APPLICATION DE L'ARTICLE X DES DROITS DE L'HOMME......

Publié le par culture

A bord du négrier "Les Deux Associés", le chanoine Pierre-Marie d'Arfeuille, en ce 8 août 1794, vient de rendre son âme à Dieu, après près d'un an de souffrances physique et, sans auncun doute, psychique, quelqu'ait été sa foi. Originaire de Felletin, il était chanoine de la cathédrale de Reims. Il n'avait que 44 ans. Né en 1750, il avait refusé de prêter le Serment à le constitution et tenté de fuir vers la Suisse ; arrêté dans le Doubs il avait été emprisonné sur le navire négrier. Il mourut après quinze mois d'un véritable calvaire. Il fut inhumé (plutôt jeté dans un trou) à l'Ile d'Aix.

Ce même 8 août est fatal à l'abbé Antoine Boissonnade, curé de Camboulazet diocèse de Rodez. Il décède à l'hôpital Saint André de Bordeaux, usé,  malgré ses 45 ans, par les pitoyables conditions de la détention.

8 août 1794 toujours, décès à l'âge de 45 ans,  du Père Pierre Deschamps, capucin, à bord du négrier "Les Deux Associés", inhumé à l'Ile Madame il venait de Rouen ; son frère Michel, capucin lui-aussi, âgé de 42 ans, décèdera deux mois après, le 9 octobre, sur le même bateau et sera inhumé sur l'Ile Madame.

Toujours sur le même bateau, ce même jour, l'abbé Mathurin Jonchade, curé de Limoges, âgé de 37 ans, inhumé à l'Ile Madame.

8 août 1794, à l'hôpital Saint André de Bordeaux, décède l'abbé Jean-François Lafage vicaire à Rodez.
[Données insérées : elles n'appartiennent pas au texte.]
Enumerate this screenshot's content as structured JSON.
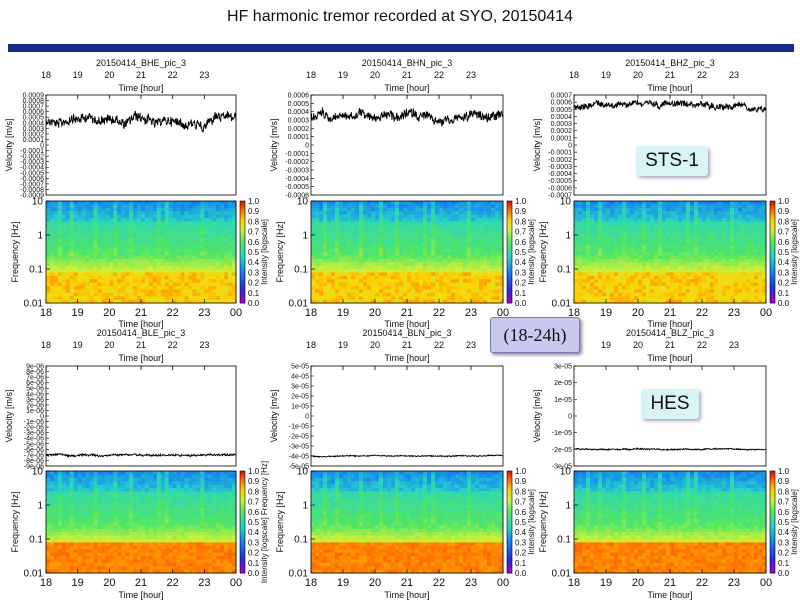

Il était âgé de 42 ans. Demain, le 9, ce sera au tour de son voisin, l'abbé Jean-Pierre Lafon, curé de Pont de Salars dans le diocèse de Rodez, à lâge de 49 ans.

Et puis l'abbé François Lebreton, 57 ans, chanoine de la cathédrale d'Orléans, qui décède au petit séminaire de Bordeaux

"Les Deux Associés est le bateau négrier dont le nom revient le plus souvent, bien plus que le nom de l'autre, le "Washington". Il faut dire que les conditions bestiales sont particulièrement laissées à l'appréciation de gardes-chiourme qui se conduisent comme de vrais sadiques, prenant un plaisir malsain à humilier et rabaisser leurs pauvres prisonniers, totalement laissés à la disposition de leur malfaisance, affamés, pratiquemment nus, enfumés dès le matin par des brûlis de goudron, particulièrement toxiques, à titre prophylaxique..paraît-il.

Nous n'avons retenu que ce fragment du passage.